Ao chegar ao seu apartamento com suas compras, no momento em que fecha a porta seu vizinho toca a campainha. Apesar de todas as formalidades existentes, vizinho é o único ser que não respeita nenhuma delas. Então ele vem com a maior das histórias do mundo para pedir uma xícara de açúcar emprestada. Não seria problema nenhum, se ele não fizesse isso toda semana e nunca devolvendo o que pedia “emprestado”. Enquanto você está pronto para dizer “Quer açúcar? Tem no mesmo lugar onde eu comprei. E da próxima vez que ficar com música alta até as três horas da madrugada, eu vou te enfiar a mão na fuça!”, você respira e diz “Pode pegar”, para que aquilo não se estenda por muito tempo. E após o incomodo ter voltado para sua casa, e as devidas compras guardadas, você vai até o seu computador e vê que seu filme está em 96%, e que a sua internet caiu. Nesse momento, o que já era um dia ruim, tinha tornado-se dez vezes pior.  O que fazer nessa hora além de xingar qualquer coisa que estiver por perto? Ligar para seu serviço de internet, é claro.

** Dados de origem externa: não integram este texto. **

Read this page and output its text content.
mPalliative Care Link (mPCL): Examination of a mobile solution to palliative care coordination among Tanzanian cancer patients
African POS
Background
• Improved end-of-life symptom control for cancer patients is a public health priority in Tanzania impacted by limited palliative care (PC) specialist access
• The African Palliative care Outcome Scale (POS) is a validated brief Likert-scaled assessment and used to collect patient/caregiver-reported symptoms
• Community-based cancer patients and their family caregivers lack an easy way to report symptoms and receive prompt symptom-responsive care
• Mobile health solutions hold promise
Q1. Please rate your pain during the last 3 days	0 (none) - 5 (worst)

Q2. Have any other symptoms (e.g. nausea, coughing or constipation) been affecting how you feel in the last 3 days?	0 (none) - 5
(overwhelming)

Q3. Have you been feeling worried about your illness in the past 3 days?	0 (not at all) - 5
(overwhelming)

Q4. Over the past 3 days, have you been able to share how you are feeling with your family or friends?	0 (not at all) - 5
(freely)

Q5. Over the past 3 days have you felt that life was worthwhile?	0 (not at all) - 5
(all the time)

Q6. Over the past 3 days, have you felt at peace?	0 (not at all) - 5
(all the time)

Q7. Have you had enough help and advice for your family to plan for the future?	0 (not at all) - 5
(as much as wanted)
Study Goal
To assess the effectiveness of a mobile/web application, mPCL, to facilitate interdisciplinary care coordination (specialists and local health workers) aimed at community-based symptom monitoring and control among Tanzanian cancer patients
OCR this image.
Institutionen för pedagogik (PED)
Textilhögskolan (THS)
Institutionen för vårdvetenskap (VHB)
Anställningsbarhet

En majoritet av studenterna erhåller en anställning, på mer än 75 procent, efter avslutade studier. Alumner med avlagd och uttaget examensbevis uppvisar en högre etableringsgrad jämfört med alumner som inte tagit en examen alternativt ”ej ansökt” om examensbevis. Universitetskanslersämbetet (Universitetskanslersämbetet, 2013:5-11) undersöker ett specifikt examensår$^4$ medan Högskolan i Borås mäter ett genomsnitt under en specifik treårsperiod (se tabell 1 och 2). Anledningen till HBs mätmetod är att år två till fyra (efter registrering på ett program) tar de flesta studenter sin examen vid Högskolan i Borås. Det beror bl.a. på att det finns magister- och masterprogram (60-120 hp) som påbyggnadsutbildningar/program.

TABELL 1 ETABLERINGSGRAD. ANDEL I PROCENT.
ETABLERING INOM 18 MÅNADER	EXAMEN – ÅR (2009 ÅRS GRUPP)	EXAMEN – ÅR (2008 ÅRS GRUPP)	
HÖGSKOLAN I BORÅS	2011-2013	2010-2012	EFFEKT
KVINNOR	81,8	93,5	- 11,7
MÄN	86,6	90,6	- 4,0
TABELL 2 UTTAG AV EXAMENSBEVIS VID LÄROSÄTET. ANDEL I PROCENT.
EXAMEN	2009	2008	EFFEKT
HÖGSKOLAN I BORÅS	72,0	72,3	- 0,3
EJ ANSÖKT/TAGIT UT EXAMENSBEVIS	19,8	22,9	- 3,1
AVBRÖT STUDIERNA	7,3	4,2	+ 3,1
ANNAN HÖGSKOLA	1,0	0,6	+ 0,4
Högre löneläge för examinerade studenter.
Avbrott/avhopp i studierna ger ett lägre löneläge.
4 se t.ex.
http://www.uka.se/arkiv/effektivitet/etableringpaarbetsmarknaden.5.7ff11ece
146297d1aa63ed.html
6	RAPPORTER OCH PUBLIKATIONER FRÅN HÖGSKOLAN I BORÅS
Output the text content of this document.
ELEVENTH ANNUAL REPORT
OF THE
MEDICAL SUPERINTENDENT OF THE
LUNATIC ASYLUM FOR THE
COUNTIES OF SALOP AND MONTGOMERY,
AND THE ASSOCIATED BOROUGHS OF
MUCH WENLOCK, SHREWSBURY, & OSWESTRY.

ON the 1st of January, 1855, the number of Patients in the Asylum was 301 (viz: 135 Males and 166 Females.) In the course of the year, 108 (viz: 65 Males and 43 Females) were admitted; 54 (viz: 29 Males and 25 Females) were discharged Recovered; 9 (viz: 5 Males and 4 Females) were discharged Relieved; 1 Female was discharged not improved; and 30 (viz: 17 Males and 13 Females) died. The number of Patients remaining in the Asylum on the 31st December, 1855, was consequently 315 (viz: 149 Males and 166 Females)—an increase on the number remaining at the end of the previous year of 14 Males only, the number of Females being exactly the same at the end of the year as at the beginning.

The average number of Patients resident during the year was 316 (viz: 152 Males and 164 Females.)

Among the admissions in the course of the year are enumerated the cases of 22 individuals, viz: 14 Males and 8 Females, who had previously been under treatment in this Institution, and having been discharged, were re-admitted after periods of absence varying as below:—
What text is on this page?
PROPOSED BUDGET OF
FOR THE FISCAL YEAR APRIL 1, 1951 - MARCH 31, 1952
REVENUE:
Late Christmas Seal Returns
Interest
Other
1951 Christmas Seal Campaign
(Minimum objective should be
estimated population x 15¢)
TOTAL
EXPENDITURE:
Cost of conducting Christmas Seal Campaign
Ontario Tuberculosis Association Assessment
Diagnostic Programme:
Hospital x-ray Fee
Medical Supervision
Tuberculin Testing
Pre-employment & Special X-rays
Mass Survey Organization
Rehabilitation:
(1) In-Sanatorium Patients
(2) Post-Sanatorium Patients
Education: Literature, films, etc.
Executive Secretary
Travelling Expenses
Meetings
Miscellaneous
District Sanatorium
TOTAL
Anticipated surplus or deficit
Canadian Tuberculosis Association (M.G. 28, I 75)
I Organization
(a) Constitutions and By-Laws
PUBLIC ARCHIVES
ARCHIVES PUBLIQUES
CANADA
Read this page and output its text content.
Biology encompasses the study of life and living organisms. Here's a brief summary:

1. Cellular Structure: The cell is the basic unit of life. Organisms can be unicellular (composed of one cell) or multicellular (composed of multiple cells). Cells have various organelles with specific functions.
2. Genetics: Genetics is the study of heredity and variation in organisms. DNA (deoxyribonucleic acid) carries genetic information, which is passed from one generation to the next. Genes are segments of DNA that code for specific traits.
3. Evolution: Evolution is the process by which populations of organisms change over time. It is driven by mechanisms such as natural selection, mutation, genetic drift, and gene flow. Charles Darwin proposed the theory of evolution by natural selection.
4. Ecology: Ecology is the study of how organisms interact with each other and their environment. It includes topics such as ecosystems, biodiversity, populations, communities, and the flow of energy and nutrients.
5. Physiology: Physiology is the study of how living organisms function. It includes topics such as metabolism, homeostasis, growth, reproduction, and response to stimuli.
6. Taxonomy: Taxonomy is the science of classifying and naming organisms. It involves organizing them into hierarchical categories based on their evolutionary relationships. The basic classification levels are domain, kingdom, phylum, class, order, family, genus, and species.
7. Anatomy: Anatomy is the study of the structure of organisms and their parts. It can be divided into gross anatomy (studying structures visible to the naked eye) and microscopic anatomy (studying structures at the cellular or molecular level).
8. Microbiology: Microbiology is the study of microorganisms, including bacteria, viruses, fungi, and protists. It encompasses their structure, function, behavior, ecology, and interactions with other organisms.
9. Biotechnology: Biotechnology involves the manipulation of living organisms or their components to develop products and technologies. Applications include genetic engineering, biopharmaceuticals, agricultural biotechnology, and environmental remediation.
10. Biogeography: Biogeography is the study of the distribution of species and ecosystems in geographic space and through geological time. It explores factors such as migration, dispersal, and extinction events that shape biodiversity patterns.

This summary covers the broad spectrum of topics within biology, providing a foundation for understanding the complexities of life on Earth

Esse eu diria que é o processo que é o verdadeiro teste de paciência. É o topo. Se você conseguir desligar o telefone ser ter aumentado seu tom de voz com quem está do outro lado da linha nem uma vez, você realmente é uma pessoa que tem controle sobre as suas emoções. E a jornada começa. O telefone “chora” por alguns instantes e a atendente eletrônica conversa com você, com aquele velho sistema de apertar números de acordo com a sua necessidade. Você como quer seu problema resolvido logo, e seu saco já está chegando ao fim, resolve falar com uma atendente de uma vez. Você não quer nada de mais, só quer saber por que a sua internet caiu, e quer que ela volte. E quer isso com praticidade e rapidez (o que todo mundo sonha), mas parece que a pessoa que está do outro lado não quer ajudar. Parece que eles querem ver você muito puto, e normalmente eles tem êxito nisso. Afinal, quem nunca ligou para sua rede de TV, internet ou banco? Ou se não aqueles malditos bancários que te ligam no momento mais indevido do dia para oferecer promoções que você já teria procurado se estivesse interessado. Enfim, você quer ver o seu filme e a pessoa do outro lado faz perguntas como se você fosse um chipanzé usando um computador. Ela faz perguntas do tipo “Você está vendo uma luzinha acesa na sua CPU?”. A resposta que você queria dar era “É claro que vejo luzinha aqui, alias, vejo várias luzinhas aqui, ou você acha que essa porra só tem uma luzinha pra tudo?”, mas o que você diz é mias um “Sim”. Afinal, por que esse atendente dos diabos subestima a pessoa atendida? Ele acha que só porque você ligou você depende das explicações nível maternal dele? Então você vê que em certas situações da vida, toda a boa educação e formalidades existentes não funcionam absolutamente para nada, só para prolongar o seu sofrimento. Quando tudo isso vem à sua cabeça, você já está uma pilha de nervos e larga um “Liga duma vez essa merda dessa internet e deixa eu ver a porra do filme que eu to baixando, seu filho duma…”. o Atendente muito compreensivo diz que vai ver o que pode fazer, e que em alguns minutos a internet voltará, e você sabe que isso não é verdade. Quando tudo parece encerrado você pede o nome do atendente, ele é obrigado a dar. “Odinei”. Pronto, agora você tem um trunfo, e esse cara sabe que você vai pentelhar ele até a morte se a sua internet não voltar.

Sua internet acabou de voltar, e seu filme estará com seu download completo em dez minutos. Tempo suficiente para você preparar uma pipoca, pegar um refrigerante gelado e arrumar a sua poltrona mais confortável para curtir a sua mais nova aquisição. Dez minutos se passam e você já está ansioso para ver o tão merecido filme. Depois de momentos difíceis durante o dia, você quer agora sentar e relaxar diante da tela curtindo toda aquela ação que um bom filme tem a oferecer. É uma conquista, afinal, é um filme que nem saiu nos cinemas ainda. Mas… Quando tudo parecia resolvido vem a surpresa. Seu filme veio com o áudio em russo. É, meu amigo… O que eu tenho a dizer sobre isso? A vida é uma verdadeira cretina. Esteja preparado para ela, pois dias piores virão. Pode acreditar.